ORHAB shares knowledge with local communities on the Olympic Peninsula of the Washington State coast, empowering tribal and state managers to make scientifically-based decisions about managing and mitigating harmful algal bloom (HAB) impacts on coastal fishery resources.
Sharing a common need to better understand the underlying dynamics of these disruptive events, a regional partnership was formed of tribal and non-tribal community leaders, businesses, and state and federal resource managers and researchers. Together they joined to form ORHAB- a regional forum to collaboratively seek answers.

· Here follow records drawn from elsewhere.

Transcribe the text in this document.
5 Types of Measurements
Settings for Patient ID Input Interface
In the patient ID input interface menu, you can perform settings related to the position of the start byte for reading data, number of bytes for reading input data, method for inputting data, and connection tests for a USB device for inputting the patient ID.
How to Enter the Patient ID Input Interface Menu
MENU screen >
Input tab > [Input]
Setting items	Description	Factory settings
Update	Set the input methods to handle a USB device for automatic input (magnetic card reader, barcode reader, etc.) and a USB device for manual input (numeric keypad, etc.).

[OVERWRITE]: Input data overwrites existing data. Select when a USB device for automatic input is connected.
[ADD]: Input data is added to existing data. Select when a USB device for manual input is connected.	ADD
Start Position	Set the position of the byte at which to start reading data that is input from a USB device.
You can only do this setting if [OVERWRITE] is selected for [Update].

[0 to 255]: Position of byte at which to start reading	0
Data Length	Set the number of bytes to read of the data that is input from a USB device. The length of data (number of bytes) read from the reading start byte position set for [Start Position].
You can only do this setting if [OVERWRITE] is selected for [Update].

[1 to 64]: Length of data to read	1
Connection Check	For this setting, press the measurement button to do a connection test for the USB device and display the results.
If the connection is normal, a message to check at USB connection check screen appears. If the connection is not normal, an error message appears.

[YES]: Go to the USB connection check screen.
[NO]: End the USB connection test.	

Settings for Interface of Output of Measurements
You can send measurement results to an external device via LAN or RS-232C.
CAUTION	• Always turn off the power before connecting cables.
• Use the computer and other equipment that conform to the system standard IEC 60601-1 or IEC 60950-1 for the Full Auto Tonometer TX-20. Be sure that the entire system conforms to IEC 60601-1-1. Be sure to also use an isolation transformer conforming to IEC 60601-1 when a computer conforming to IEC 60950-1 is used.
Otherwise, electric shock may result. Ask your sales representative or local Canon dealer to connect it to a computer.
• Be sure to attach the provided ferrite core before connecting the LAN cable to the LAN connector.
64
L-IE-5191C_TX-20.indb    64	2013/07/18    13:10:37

To date, ORHAB project has prevented commercial product recalls, limited the occurrences of recreationally-harvested clams that must be destroyed, and lessened the impact from the loss of tourism dollars to local economies associated with short-notice recreational harvest closures and public notice of toxic events. This collaboration offers a model for reducing overall costs of HAB monitoring by taking advantage of the resources of our many partners. The formation of working relationships among the region’s agencies leads to better communication, collaboration and supporting monitoring costs with local funding.
Benefits to Managers
Because the ORHAB project provides weekly phytoplankton levels at several beach locations, the Washington State Dept of Health (WDOH) has allowed the Dept of Fish and Wildlife and tribal managers to reduce the number of razor clam samples to be tested prior to beach opening for harvest. This results in reduced cost and faster analysis. Prior to ORHAB, four days was needed to test clams for toxins and to post results. Now, because of WDFW’s and tribe’s strong collaboration with other partners, results are posted in only two days.